Swiss Banks: 34 billion Swiss francs profit from creating money out of thin air
Switzerland - Between 2007 and 2015 Swiss banks have profited by 34.8 billion CHF from being able to create money. If the Swiss National Bank had created this money then these billions would have become public funds for the benefit of all Swiss citizens. This is the conclusion of a new study from the New Economics Foundation and the Copenhagen Business School
Up until now the people bringing the Swiss Sovereign Money Initiative (the “Vollgeld-Initiative”) have held back on putting a figure on the amount of profits Swiss banks have made from being able to create money. The figures in the recently published report give the size of the profits received by banks from money creation for Switzerland as well as some other countries. On average, Swiss banks received 2.8 billion CHF between 2007 and 2015 due to the fact they are allowed to create electronic money. The Swiss National Bank creates only 10% of Swiss money in circulation in the form of coins and banknotes.
No costs but profit from interest
Where do these banks’ profits from money creation come from? Essentially it costs the banks almost nothing (or very little) to create money, whereas they can demand interest when they lend out this money. For Dr. Reinhold Harringer, one of the people bringing the Vollgeld-Initiative, this is indefensible: “This privilege that the banks have, to be able to create money, comes at an enormous public cost which is borne by taxpayers: the Swiss National Bank receives correspondingly less income from interest and can therefore distribute fewer funds to the federal government and the cantons”. Due to this the banks today have an unjustified competitive advantage over insurance companies, pension funds and all other firms and private individuals. Except for banks, all firms and individuals must have funds available to them before they can invest or spend. If they need money they must first earn it or they must borrow it at interest. Not so for banks – they can just create the money they need.
No profits from money creation due to negative interest rates
The report explains that since the current negative interest rate regime started two years ago in Switzerland, the banks haven’t been making profits from money creation. It would therefore be a good moment to switch over to a sovereign money system, as currently the banks would suffer no financial losses from the abolishment of their money creation privilege.
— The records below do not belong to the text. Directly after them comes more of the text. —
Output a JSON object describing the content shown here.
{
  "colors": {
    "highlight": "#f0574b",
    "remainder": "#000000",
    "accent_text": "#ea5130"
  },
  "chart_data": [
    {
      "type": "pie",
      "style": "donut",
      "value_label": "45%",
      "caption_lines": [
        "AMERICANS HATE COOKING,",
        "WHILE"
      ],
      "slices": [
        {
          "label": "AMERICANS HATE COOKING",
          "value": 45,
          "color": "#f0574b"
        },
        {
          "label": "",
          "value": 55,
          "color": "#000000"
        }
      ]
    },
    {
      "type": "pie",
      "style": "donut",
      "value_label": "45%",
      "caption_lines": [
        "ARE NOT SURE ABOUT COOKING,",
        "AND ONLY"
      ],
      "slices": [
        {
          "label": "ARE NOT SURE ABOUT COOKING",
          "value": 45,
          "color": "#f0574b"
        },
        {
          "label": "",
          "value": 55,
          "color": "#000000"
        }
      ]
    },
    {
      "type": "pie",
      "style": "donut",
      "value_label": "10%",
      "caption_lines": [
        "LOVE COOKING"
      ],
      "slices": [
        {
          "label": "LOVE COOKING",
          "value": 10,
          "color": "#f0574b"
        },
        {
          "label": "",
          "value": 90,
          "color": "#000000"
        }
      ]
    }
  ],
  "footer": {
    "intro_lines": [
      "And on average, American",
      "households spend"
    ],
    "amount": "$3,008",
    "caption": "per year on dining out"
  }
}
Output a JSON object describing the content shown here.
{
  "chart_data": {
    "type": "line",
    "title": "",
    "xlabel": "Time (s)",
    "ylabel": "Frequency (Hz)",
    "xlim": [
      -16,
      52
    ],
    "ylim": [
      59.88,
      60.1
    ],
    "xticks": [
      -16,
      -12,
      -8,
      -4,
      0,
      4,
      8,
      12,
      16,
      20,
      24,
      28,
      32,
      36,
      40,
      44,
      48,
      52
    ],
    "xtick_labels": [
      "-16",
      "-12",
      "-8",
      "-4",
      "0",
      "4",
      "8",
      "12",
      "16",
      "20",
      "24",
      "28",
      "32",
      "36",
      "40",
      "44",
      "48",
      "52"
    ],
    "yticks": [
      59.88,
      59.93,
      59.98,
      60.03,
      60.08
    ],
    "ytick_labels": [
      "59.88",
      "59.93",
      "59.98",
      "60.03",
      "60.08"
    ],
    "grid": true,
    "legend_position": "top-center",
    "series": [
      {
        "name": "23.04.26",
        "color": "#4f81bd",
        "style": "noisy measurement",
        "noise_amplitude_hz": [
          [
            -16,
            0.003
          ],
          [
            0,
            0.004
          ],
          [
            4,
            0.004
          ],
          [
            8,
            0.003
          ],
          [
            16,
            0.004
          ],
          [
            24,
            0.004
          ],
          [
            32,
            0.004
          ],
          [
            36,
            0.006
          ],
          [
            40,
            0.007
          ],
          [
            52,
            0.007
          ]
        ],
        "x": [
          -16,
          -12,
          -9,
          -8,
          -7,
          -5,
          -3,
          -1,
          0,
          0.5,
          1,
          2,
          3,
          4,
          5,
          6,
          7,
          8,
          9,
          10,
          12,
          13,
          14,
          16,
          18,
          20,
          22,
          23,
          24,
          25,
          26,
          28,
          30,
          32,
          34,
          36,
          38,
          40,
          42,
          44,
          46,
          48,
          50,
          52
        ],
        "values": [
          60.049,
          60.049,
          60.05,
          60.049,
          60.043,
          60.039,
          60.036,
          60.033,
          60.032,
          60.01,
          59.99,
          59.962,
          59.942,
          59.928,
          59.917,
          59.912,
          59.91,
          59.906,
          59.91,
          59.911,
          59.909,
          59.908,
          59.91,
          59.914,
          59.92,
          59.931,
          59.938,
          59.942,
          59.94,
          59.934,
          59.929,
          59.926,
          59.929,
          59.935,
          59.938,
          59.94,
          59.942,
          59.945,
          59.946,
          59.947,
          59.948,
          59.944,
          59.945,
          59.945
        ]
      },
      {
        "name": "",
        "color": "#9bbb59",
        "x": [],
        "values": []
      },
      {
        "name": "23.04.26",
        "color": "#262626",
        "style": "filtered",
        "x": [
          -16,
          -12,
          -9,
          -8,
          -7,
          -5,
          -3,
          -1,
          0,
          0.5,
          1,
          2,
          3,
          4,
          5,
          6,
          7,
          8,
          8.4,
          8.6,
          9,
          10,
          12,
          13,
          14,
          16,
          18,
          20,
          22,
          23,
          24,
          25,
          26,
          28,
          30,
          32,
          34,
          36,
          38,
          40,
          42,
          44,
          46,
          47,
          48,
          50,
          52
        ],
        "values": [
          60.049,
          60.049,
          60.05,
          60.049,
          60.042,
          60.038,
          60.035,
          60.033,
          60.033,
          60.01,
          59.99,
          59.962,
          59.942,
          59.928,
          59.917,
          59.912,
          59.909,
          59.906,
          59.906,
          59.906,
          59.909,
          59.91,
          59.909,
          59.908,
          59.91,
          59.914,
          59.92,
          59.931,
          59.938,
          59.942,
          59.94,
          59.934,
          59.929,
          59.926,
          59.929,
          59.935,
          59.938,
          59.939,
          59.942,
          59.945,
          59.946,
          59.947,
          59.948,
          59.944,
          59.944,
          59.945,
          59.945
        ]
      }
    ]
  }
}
Profits from money creation would go to the public purse on implementation of the Vollgeld-Initiative
With the Vollgeld-Initiative (on which there’ll be a binding national referendum probably within the next year) the profits from creating money would go 100% to the Swiss National Bank. This means that all the interest-profit from money creation would flow to the public purse. After the implementation of the Vollgeld-Initiative the Swiss National Bank would also have the possibility of introducing debt-free money into circulation, by handing out newly created money to the state or directly to the citizens as a citizens’ dividend. Taxpayers would therefore benefit even more. Dr. Reinhold Harringer has commented: “Switzerland is losing out on billions, because banks create money. On the other hand we’re looking everywhere to make savings. With sovereign money the public would profit from the creation of money, not the banks.”
To the report
The report “Making money from making money – Seigniorage in the modern economy” has been published by the New Economics Foundation and the CBS Copenhagen Business School. The authors have used publically available data to calculate the profits from money creation (seigniorage) made by the banks in four countries: England, Denmark, Iceland and Switzerland.
Good to know - The Swiss Sovereign Money Initiative or "Vollgeld-Initiative" The aim of the Vollgeld-Initiative is that electronic money (the money in our current or checking accounts, sometimes called book-money) would become legal tender like coins or banknotes. In December 2015 over 110,000 valid signatures were handed in supporting the Vollgeld-Initiative, enough to force a binding national referendum under Switzerland’s system of direct democracy. This is expected to take place around the end of 2017. The Vollgeld-Initiative was started by the NGO Monetäre Modernisierung (MoMo). The advisory board includes amongst others Philippe Mastronardi, emeritus Professor for Public Law, Sergio Rossi, Professor of Macroeconomics and Monetary Economics and Peter Ulrich, emeritus Professor for Business Ethics.